Somewhere in there, you suspect, is Rhys Meyers himself. Enthused like never before, the lack of eye contact and uncertainty I’ve read about is absent. Instead its sharp cheekbones, a healthy tan that no vampire has any business boasting, and pure engagement. He’s still buzzed, having only finished work two days previous.

“I was in the ADR editing room, making sure the pace of it was right so people don’t get bored.”

It’s a new level of involvement as a producer, and a new level of commitment for a man who would once lament his work, argue that he hadn’t had a great role as yet, that he’d had to fight for every job because, despite his good looks, casting directors always thought there was something a little “off” about his appearance.

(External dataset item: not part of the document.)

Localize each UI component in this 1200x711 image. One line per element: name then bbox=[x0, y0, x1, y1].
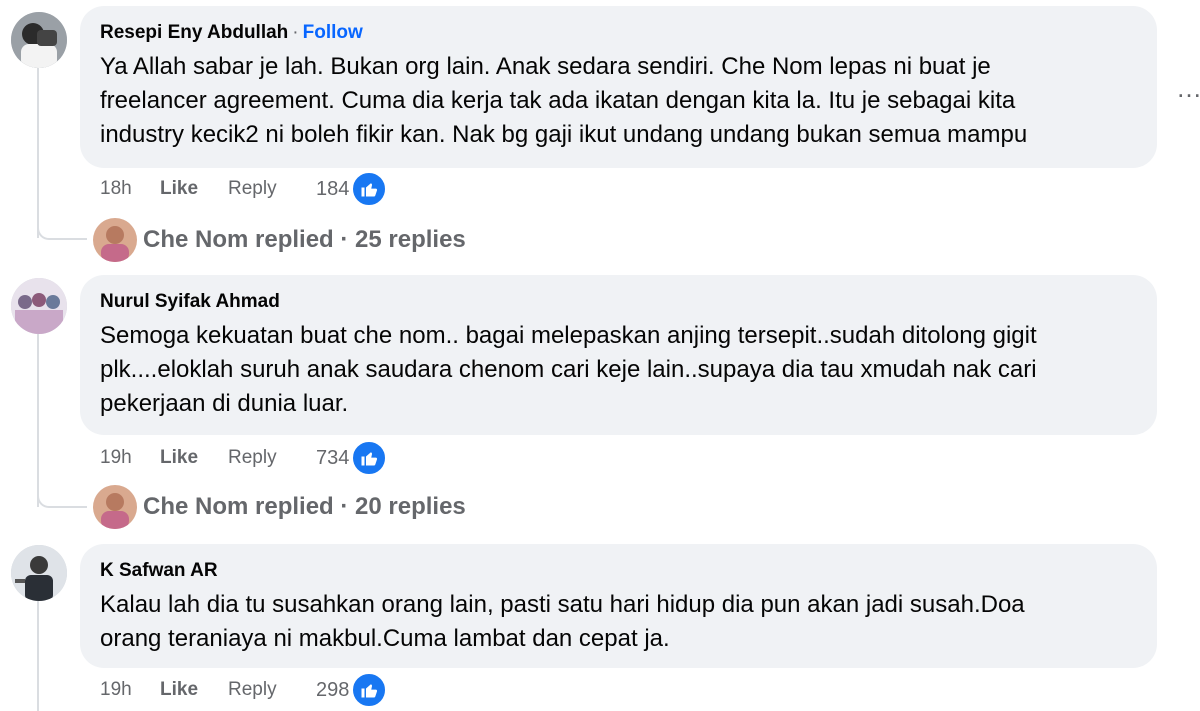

Now he’s happy to re-watch Dracula, frame-by-frame, to be certain everything is in its place.

As we conclude our chat I comment on his new demeanour. Rhys Meyers admits that it’s an age thing.

“It’s different, because I’m not making it for me anymore. When you’re a young actor of course you want to be ‘something’ all the time or you want to like yourself all the time. In this, I allowed myself to sometimes look handsome and sometimes look really, really bad. I’m able to step back from it and say, ‘You know what, I’m an actor. I’m not just a human being who has to feel good about himself the whole time.’”

Maybe the man who’s wrestled his demons with addiction in a very public way and once admitted to Hot Press that he almost “sabotaged my career and my life” has finally wised up. Developed a hinterland of sorts, decided to protect himself by immersing himself in the work.

“It’s a new thing for me,” he says as time escapes us, “Because I’m just standing back from it a little. I’m 36 with a little bit of experience. A little bit of joy, a little bit of pain.”